Last year, after mounting pressure from diversity advocates, leading technology companies made public their gender and race employment statistics, revealing a startling diversity gap, with Latinos being one of the most underrepresented minorities. The numbers revealed, on average, that top technology companies had less than 4 percent of Latinos in their workforce.
“We need each other and need to work together to address these very low numbers,” says Rep. Linda T. Sánchez, CHCI chair. “I applaud the companies who have shared their employment figures – what gets measured gets results.
“We know that the tech sector is fueling job growth,” Sánchez adds. “The Bureau of Labor Statistics estimates there will be approximately 1 million newly created STEM jobs in the next 10 years.
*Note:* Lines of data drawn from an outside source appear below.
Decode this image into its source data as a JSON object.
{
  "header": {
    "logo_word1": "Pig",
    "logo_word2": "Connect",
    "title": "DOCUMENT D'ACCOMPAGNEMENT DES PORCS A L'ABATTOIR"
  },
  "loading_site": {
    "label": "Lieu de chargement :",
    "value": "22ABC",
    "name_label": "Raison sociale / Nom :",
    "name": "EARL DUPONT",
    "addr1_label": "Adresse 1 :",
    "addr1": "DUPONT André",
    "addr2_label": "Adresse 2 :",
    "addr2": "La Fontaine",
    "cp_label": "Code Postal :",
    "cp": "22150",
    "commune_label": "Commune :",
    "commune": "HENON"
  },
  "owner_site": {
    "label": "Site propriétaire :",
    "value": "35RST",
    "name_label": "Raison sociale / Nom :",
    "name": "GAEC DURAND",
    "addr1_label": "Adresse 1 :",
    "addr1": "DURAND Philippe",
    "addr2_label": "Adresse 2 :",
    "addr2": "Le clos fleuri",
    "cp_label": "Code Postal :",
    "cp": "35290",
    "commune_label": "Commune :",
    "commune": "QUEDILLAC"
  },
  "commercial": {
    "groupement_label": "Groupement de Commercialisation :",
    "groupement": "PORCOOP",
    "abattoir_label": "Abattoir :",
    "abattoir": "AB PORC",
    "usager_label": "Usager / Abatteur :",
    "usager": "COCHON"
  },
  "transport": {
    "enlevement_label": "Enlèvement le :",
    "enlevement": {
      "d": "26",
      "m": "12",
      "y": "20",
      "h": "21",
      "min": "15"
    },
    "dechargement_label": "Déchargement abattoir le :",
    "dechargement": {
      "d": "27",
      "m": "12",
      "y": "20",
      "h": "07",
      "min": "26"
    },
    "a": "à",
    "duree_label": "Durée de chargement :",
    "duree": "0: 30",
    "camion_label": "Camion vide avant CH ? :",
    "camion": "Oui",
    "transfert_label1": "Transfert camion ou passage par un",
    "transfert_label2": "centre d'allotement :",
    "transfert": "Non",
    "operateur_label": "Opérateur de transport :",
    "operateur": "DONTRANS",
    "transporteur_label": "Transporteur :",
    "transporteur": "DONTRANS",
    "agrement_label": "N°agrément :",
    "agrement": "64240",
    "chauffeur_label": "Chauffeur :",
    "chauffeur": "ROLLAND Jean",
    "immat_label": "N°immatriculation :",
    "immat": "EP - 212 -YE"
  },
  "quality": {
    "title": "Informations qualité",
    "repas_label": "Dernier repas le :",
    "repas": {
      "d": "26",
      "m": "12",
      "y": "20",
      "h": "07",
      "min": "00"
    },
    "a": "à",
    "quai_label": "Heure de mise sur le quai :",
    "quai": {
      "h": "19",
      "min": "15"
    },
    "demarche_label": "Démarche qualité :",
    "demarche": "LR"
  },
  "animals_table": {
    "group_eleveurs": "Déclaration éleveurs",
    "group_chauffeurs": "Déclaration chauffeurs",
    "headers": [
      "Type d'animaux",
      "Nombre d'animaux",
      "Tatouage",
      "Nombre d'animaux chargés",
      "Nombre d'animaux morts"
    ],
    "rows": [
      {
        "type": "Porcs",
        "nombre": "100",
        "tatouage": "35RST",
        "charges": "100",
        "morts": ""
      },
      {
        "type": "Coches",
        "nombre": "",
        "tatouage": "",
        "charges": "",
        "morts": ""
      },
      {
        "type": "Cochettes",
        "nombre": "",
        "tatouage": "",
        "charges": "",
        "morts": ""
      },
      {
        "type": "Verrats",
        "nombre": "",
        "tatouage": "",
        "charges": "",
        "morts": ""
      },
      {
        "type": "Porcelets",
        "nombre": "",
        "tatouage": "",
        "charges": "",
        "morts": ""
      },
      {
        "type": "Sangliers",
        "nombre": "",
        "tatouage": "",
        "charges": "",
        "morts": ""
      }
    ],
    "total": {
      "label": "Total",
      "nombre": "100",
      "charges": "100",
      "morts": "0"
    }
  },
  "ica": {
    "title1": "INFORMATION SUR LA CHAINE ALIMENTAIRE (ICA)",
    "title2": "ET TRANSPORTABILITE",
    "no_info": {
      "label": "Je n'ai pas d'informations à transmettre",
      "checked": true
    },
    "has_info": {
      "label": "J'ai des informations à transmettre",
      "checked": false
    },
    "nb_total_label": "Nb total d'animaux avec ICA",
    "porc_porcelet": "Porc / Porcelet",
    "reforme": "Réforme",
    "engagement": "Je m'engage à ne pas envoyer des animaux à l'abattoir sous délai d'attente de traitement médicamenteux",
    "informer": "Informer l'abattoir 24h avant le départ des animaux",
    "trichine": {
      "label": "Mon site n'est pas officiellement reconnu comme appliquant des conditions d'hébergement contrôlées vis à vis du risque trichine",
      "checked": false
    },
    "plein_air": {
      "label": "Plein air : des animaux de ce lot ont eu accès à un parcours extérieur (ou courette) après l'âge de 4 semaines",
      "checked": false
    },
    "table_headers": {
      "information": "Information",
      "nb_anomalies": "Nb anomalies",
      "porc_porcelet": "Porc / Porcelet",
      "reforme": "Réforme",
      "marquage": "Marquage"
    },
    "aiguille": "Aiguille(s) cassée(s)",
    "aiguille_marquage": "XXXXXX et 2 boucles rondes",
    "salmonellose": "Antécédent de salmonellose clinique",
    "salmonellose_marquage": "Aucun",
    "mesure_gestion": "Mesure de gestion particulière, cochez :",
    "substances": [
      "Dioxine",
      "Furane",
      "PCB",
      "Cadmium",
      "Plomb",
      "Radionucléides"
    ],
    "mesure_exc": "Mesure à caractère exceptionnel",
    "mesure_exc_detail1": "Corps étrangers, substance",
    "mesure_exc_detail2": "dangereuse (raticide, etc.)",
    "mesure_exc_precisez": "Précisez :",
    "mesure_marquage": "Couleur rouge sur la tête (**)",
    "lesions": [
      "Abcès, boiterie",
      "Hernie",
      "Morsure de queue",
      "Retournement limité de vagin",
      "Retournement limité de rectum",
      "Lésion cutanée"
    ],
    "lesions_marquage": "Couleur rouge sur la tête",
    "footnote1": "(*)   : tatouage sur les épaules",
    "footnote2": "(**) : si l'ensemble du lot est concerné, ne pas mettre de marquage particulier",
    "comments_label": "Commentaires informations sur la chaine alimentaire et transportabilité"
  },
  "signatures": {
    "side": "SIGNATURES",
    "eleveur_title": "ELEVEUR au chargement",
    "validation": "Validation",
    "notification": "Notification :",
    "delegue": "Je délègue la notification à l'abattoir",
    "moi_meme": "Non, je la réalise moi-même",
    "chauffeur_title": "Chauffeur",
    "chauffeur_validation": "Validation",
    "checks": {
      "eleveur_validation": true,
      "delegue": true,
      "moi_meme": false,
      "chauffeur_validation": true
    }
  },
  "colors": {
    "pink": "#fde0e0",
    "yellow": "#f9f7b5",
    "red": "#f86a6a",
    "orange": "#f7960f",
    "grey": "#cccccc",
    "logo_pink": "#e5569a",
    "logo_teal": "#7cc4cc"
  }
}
That corresponds with an increase of 16 million Latinos in the same period.”
The Tech Community Summit included Latino representatives of Silicon Valley technology companies, start-ups, nonprofits and associations joining CHCI’s board and advisory council for roundtable discussions to address how best to develop a pipeline of Latino talent in the tech sector.
The conversation continued with high-level discussions at several of Silicon Valley’s top companies to advance Latino diversity and address how technology companies can work towards better outcomes by:
- > Replicating the most successful STEM and tech programs;
- > Investing in higher education as well as Hispanic-serving institutions;
- > Strengthening recruitment and retention strategies, including investing in paid scholarships and internships;
- > Supporting Latino start-ups and looking to Latino firms through procurement processes; and
- > Increasing Latino representation on their boards.
“We advocated for a comprehensive approach and critical investments so talented young Latinos can gain access to this critical job sector,” says Esther Aguilera, CHCI president and CEO. “Silicon Valley does not need to look very far to recruit more Latinos and CHCI hopes to partner with them to ensure they are providing jobs not only for coders and engineers, but in marketing, law, human resources and the many other areas of work they employ.”
CHCI has invited the technology companies to continue the conversation at its Public Policy Conference in Washington, D.C., this October 6-7.